Wednesday, 7 December 2016

Pension Equality and Fairness: Motion (Resumed) [Private Members]

 

7:05 pm

Photo of Kathleen FunchionKathleen Funchion (Carlow-Kilkenny, Sinn Fein) | Oireachtas source

I intend to focus on the issue of gender and women in regard to the motion. I commend Deputies John Brady and Denise Mitchell for bringing it forward. As a woman, the issue of the shocking pension gap in the State really stands out. It is also a critical issue for many women in my constituency. Many Members have brought up the point about people calling into their offices. Many of these women feel they are being discriminated against for having had to care for either their children or relatives. The reality is that women generally take up this role and I agree with them 100% in regard to their feelings of being discriminated against. On a very basic level, one has to look at the cost of child care in the State and how it impacts on women's capacity to remain in the workforce. We live in a society where the cost of child care can be the cost of a second mortgage. For parents with several children, the cost is completely out of reach. Understandably, a parent, generally the woman, leaves her job to become the primary caregiver. Often, women do not leave work fully but become part-time. Many of those women do not realise the impact this will have on them later in respect of their pensions. It is only when they come to pensionable age they realise that because they reduced their hours or took parental leave, their pension contributions will not be equivalent to those of a man. The reality is that these women will have reduced pensions on retirement. The gender pension gap in the State is 37%, which is fifth highest in the whole of the EU. Only 18% of those receiving the full contributory pension here are women, which is appalling. It shows how many women do not qualify and that, in turn, shows that there is something very wrong with our system.

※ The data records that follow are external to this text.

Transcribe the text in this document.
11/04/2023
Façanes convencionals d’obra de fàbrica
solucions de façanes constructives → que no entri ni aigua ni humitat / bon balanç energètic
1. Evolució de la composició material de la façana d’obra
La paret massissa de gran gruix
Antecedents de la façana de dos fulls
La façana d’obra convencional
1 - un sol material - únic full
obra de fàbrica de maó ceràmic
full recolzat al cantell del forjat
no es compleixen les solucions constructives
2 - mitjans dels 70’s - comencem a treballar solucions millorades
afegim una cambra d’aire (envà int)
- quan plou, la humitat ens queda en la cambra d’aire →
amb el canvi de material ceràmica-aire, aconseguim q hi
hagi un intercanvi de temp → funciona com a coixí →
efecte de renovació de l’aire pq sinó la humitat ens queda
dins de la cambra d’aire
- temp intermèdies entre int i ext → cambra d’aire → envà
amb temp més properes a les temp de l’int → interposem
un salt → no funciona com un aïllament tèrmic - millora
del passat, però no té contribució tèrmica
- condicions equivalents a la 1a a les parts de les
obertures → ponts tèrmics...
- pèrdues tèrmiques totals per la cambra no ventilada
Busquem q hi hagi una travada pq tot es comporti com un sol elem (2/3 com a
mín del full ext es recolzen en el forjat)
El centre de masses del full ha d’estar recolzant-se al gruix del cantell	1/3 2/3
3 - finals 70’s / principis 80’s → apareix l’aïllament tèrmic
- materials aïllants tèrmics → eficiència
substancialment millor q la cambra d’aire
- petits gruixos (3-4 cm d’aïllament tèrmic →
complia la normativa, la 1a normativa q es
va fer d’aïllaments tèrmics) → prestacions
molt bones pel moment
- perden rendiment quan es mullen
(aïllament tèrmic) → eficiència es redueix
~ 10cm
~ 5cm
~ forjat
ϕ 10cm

The motion is an effort to correct the reforms in 2012 which hit women very unfairly. It is bad enough that the gender pay gap is around 14% but to think that the pension pay gap is knocking on the door of 40% is unbelievable. Women who have worked their whole lives and, indeed, those who are still working deserve fair and appropriate provision for later in life. Women contribute an enormous amount to the workforce and wider society and it is pitiful that we have come to a stage where we feel we have to fight for basic equality on pension rights, often after a lifetime of commitment to employment. In many cases where women give up their jobs to raise children for a period or to look after an elderly parent or relative, they are saving the State money. Nevertheless, they are met with the assertion that they do not have the full contributions for a pension, which is scandalous. I urge Deputies to support the motion.